Paula le agarró la cabeza y lo beso, gimiendo en su boca mientras que una ola de calor la recorrió como si se estuviera quemando. Se sintió ebria de placer y delirio cuando sus lenguas se encontraron y se entrelazaron de todas las maneras posibles, sus cuerpos meciéndose unidos, abrazados en un mundo que les pertenecía sólo a los dos.
Pedro la bajó con él al suelo, sobre la hierba. Paula encima de él, sin separar los labios, saboreándose mutuamente. Con una mano le acarició el pelo; la otra posesivamente sujeta a sus nalgas, con la mirada perdida, acariciándole con los dedos el tatuaje. Completamente abatida, Paula descansó la cabeza en el hombro de Pedro.
— Me hiciste pasar mucho miedo. No vuelvas a hacerlo —murmuró. Quiso poner convicción en su voz, pero estaba demasiado cansada.
— Cariño, si eso te provoca esta reacción, creo que lo haré todos los días —replicó Pedro con una risita viril.
— Me divorciaré de ti —declaró Paula sin
convencimiento.
— No. No lo harás —dijo él desafiante, acariciándole el pelo con delicadeza.
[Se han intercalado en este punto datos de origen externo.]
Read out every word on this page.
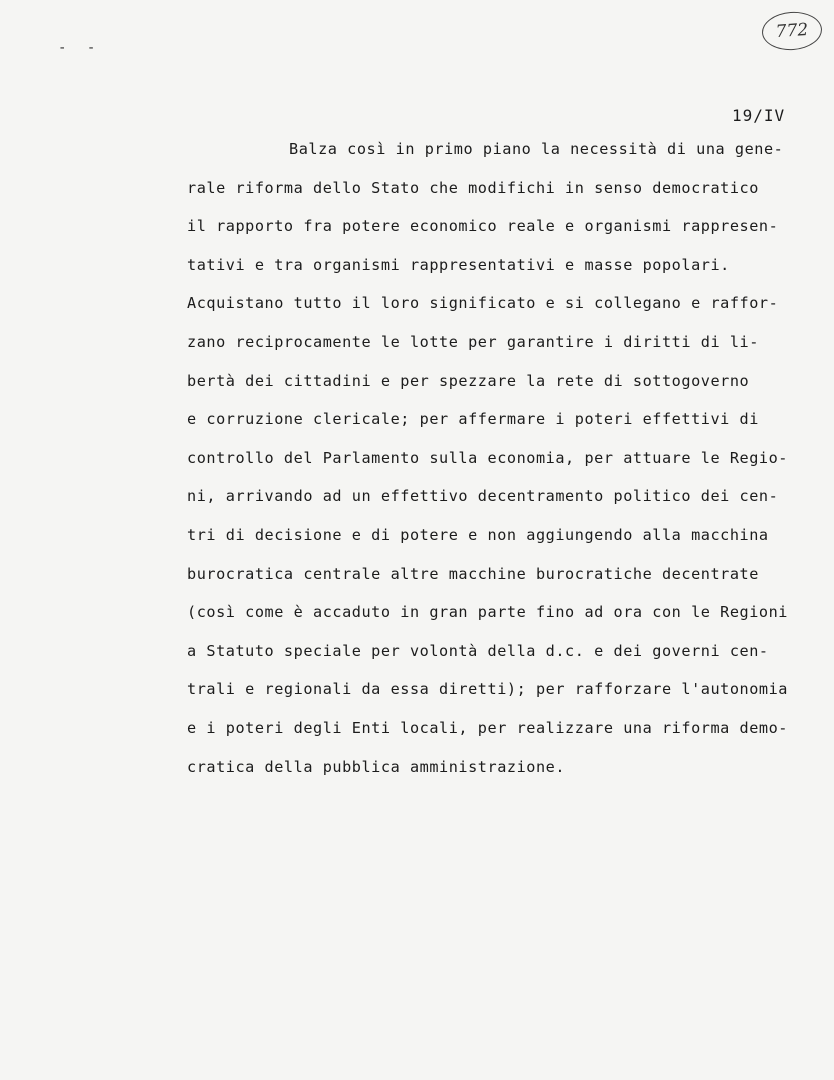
772
- -
19/IV
Balza così in primo piano la necessità di una gene-
rale riforma dello Stato che modifichi in senso democratico
il rapporto fra potere economico reale e organismi rappresen-
tativi e tra organismi rappresentativi e masse popolari.
Acquistano tutto il loro significato e si collegano e raffor-
zano reciprocamente le lotte per garantire i diritti di li-
bertà dei cittadini e per spezzare la rete di sottogoverno
e corruzione clericale; per affermare i poteri effettivi di
controllo del Parlamento sulla economia, per attuare le Regio-
ni, arrivando ad un effettivo decentramento politico dei cen-
tri di decisione e di potere e non aggiungendo alla macchina
burocratica centrale altre macchine burocratiche decentrate
(così come è accaduto in gran parte fino ad ora con le Regioni
a Statuto speciale per volontà della d.c. e dei governi cen-
trali e regionali da essa diretti); per rafforzare l'autonomia
e i poteri degli Enti locali, per realizzare una riforma demo-
cratica della pubblica amministrazione.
— ¿Cómo lo sabes? —preguntó ella impertinente.
— Porque me amas —le recordó él confiado.
— Sí. Eso es cierto. —Paula estaba tan rendida que no quería discutir. Tenía razón.
Pasase lo que pasase, siempre estarían juntos.
Creía que había sido una suerte de predestinación que le hubiera arruinado aquel traje, de otra manera nunca habría visto su destino escrito en aquellos increíbles ojos color miel—. ¿Te das cuenta de que estamos en público y desnudos? Esto no es bueno para tu imagen, ¿lo sabías?
— Tú mandaste mi famosa flema marca
Alfonso a la mierda cuando te conocí —se quejó Pedro—. Don Perfecto dejó de serlo.
— ¿Te importa? —preguntó Paula con curiosidad, queriendo saber si lamentaba haber perdido algo de su vieja imagen; el razonable, callado, respetable Pedro que solía ser.
Se echó hacia atrás para mirarlo a la cara.
La sonrisa feliz, pueril, de su rostro le dio un vuelco al corazón.
— Por supuesto que no. Empiezo a comprender que ser un mal chico es mucho más divertido.
La besó tiernamente y la levantó con él.
Se vistieron rápidamente, riéndose mientras se quitaban restos de hierba y hojas uno a otro. Pedro la cogió de la mano mientras terminaban de descender la pendiente y la ayudó a subir al coche.
Condujo al límite de velocidad de camino de regreso a casa. Paula bromeó diciéndole que conducía como un abuelo. Él le respondió que habían corrido suficientes riesgos por un día.
Ella sonrió. Pedro no era perfecto, pero casi.
Ninguna mujer podía ser más afortunada.
Reclinándose en la lujosa piel del asiento, Paula se convenció de que, después de todo el dolor y la angustia de los últimos años, Pedro y ella estaban por fin juntos, como tenían que haber estado siempre. Y si Pedro estaba con ella, no importa dónde, siempre se sentiría en casa.